Parutions

Indépendance spatiale de gènes co-régulés
Les cellules dendritiques sont chargées de présenter les antigènes au système immunitaire, ce qui a pour effet de déclencher les réponses protectrices qui en sont associées. Alors que le transfert de l’information antigénique semblait optimal avec des cellules mortes, des chercheurs de l’Institut Cochin (UMR8104 CNRS, Paris), dans un article publié dans Blood First Edition le 22 mars 2010, viennent de démontrer que les cellules vivantes peuvent également assurer cette fonction.

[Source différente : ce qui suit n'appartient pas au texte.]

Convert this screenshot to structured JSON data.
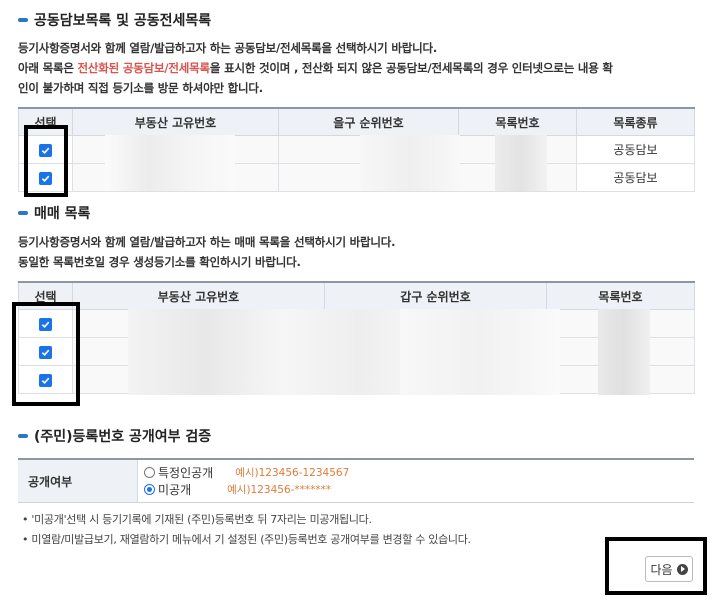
{
  "section1": {
    "title": "공동담보목록 및 공동전세목록",
    "desc1": "등기사항증명서와 함께 열람/발급하고자 하는 공동담보/전세목록을 선택하시기 바랍니다.",
    "desc2_pre": "아래 목록은 ",
    "desc2_red": "전산화된 공동담보/전세목록",
    "desc2_post": "을 표시한 것이며 , 전산화 되지 않은 공동담보/전세목록의 경우 인터넷으로는 내용 확",
    "desc3": "인이 불가하며 직접 등기소를 방문 하셔야만 합니다.",
    "columns": [
      "선택",
      "부동산 고유번호",
      "을구 순위번호",
      "목록번호",
      "목록종류"
    ],
    "rows": [
      {
        "checked": true,
        "kind": "공동담보"
      },
      {
        "checked": true,
        "kind": "공동담보"
      }
    ]
  },
  "section2": {
    "title": "매매 목록",
    "desc1": "등기사항증명서와 함께 열람/발급하고자 하는 매매 목록을 선택하시기 바랍니다.",
    "desc2": "동일한 목록번호일 경우 생성등기소를 확인하시기 바랍니다.",
    "columns": [
      "선택",
      "부동산 고유번호",
      "갑구 순위번호",
      "목록번호"
    ],
    "rows": [
      {
        "checked": true
      },
      {
        "checked": true
      },
      {
        "checked": true
      }
    ]
  },
  "section3": {
    "title": "(주민)등록번호 공개여부 검증",
    "label": "공개여부",
    "options": [
      {
        "label": "특정인공개",
        "example": "예시)123456-1234567",
        "selected": false
      },
      {
        "label": "미공개",
        "example": "예시)123456-*******",
        "selected": true
      }
    ],
    "notes": [
      "'미공개'선택 시 등기기록에 기재된 (주민)등록번호 뒤 7자리는 미공개됩니다.",
      "미열람/미발급보기, 재열람하기 메뉴에서 기 설정된 (주민)등록번호 공개여부를 변경할 수 있습니다."
    ]
  },
  "next_button": {
    "label": "다음"
  },
  "colors": {
    "accent": "#2e75c9",
    "checkbox": "#1a73e8",
    "red": "#d9534f",
    "example": "#e07b39"
  }
}
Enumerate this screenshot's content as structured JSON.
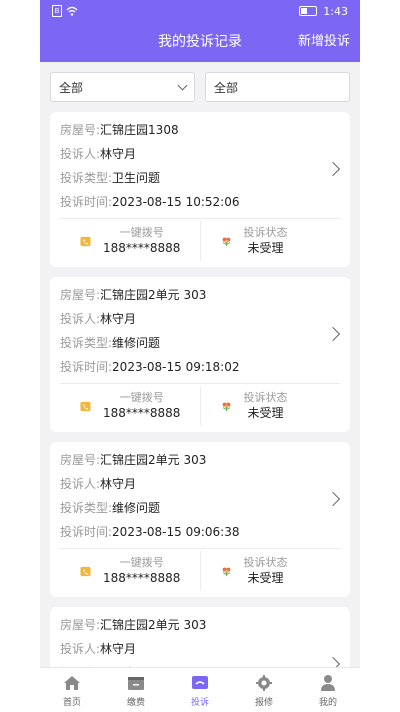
{
  "statusbar": {
    "time": "1:43"
  },
  "header": {
    "title": "我的投诉记录",
    "action": "新增投诉"
  },
  "filters": {
    "left": "全部",
    "right": "全部"
  },
  "labels": {
    "house": "房屋号:",
    "person": "投诉人:",
    "type": "投诉类型:",
    "time": "投诉时间:",
    "call": "一键拨号",
    "status": "投诉状态"
  },
  "records": [
    {
      "house": "汇锦庄园1308",
      "person": "林守月",
      "type": "卫生问题",
      "time": "2023-08-15 10:52:06",
      "phone": "188****8888",
      "status": "未受理"
    },
    {
      "house": "汇锦庄园2单元 303",
      "person": "林守月",
      "type": "维修问题",
      "time": "2023-08-15 09:18:02",
      "phone": "188****8888",
      "status": "未受理"
    },
    {
      "house": "汇锦庄园2单元 303",
      "person": "林守月",
      "type": "维修问题",
      "time": "2023-08-15 09:06:38",
      "phone": "188****8888",
      "status": "未受理"
    },
    {
      "house": "汇锦庄园2单元 303",
      "person": "林守月",
      "type": "卫生问题"
    }
  ],
  "tabs": [
    {
      "label": "首页",
      "icon": "home-icon"
    },
    {
      "label": "缴费",
      "icon": "payment-icon"
    },
    {
      "label": "投诉",
      "icon": "complaint-icon",
      "active": true
    },
    {
      "label": "报修",
      "icon": "repair-icon"
    },
    {
      "label": "我的",
      "icon": "profile-icon"
    }
  ],
  "colors": {
    "accent": "#7b67f3",
    "call_icon": "#f0b73a",
    "status_icon": "#e86a4a"
  }
}
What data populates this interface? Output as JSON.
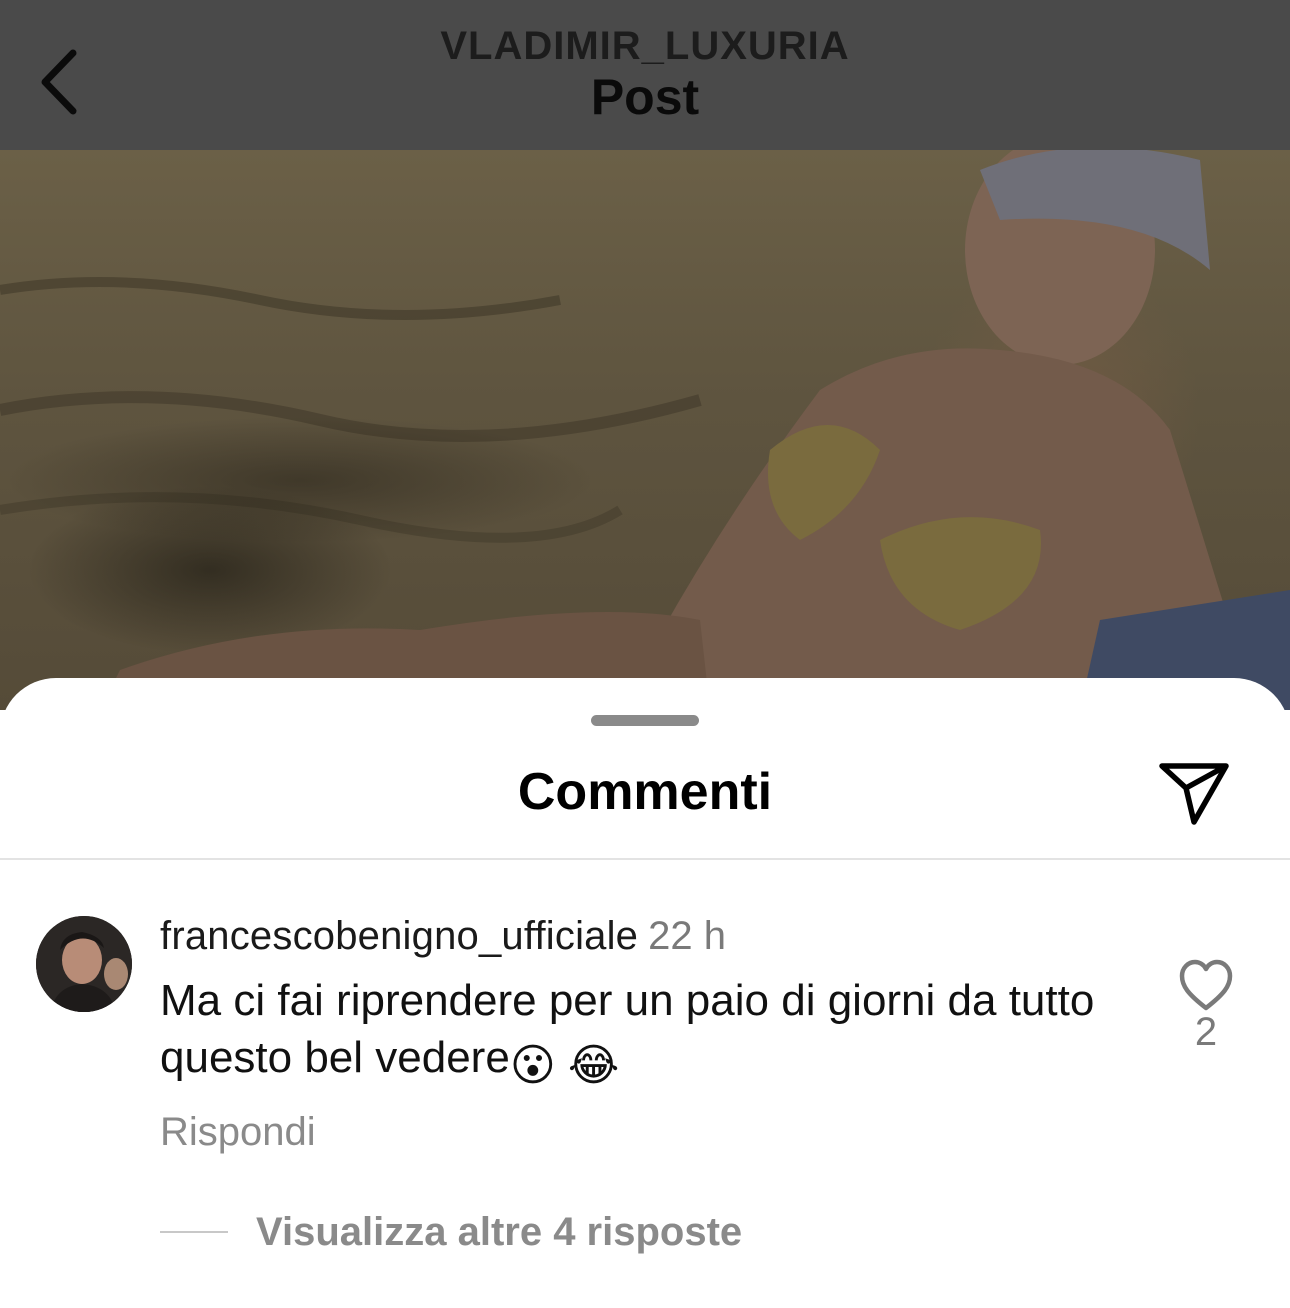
{
  "header": {
    "username": "VLADIMIR_LUXURIA",
    "title": "Post",
    "back_icon": "chevron-left-icon"
  },
  "sheet": {
    "title": "Commenti",
    "share_icon": "paper-plane-icon"
  },
  "comments": [
    {
      "username": "francescobenigno_ufficiale",
      "time": "22 h",
      "text": "Ma ci fai riprendere per un paio di giorni da tutto questo bel vedere",
      "emojis": [
        "😮",
        "😂"
      ],
      "reply_label": "Rispondi",
      "like_icon": "heart-outline-icon",
      "like_count": "2",
      "more_replies_label": "Visualizza altre 4 risposte"
    }
  ],
  "colors": {
    "header_dim": "#4a4a4a",
    "secondary_text": "#8a8a8a",
    "primary_text": "#111111"
  }
}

Le système immunitaire ne reconnaît virus et vaccins qu’après leur présentation en bonne et due forme par des cellules spécialisées, les cellules dendritiques. Ce système exclusif permet d’éviter le déclenchement de réponses immunitaires violentes à mauvais escient.
La présentation croisée est un mécanisme essentiel permettant aux cellules dendritiques de présenter efficacement des cellules cancéreuses, des cellules infectées par des virus ou des vaccins inactivés, mais également des antigènes de notre corps (du « soi ») ou des allergènes, afin d’induire une tolérance et ainsi éviter l’autoimmunité (destruction du soi) ou l’allergie par la production de réponses régulatrices.
Les cellules mortes ou en train de mourir sont considérées comme les meilleures sources cellulaires d’antigènes stimulant la présentation croisée par les cellules dendritiques. Elles sont à la base de protocoles de thérapies anticancéreuses prometteuses. Cependant, peu d’études se sont encore intéressées au potentiel éventuel des cellules vivantes à transmettre une information antigénique au système immunitaire. Pourtant, des chercheurs de l’équipe dirigée par Anne Hosmalin à l’Institut Cochin viennent de dévoiler que la présentation croisée par les cellules dendritiques à partir de cellules vivantes, in vivo, induisait tout aussi bien des réponses immunes protectrices.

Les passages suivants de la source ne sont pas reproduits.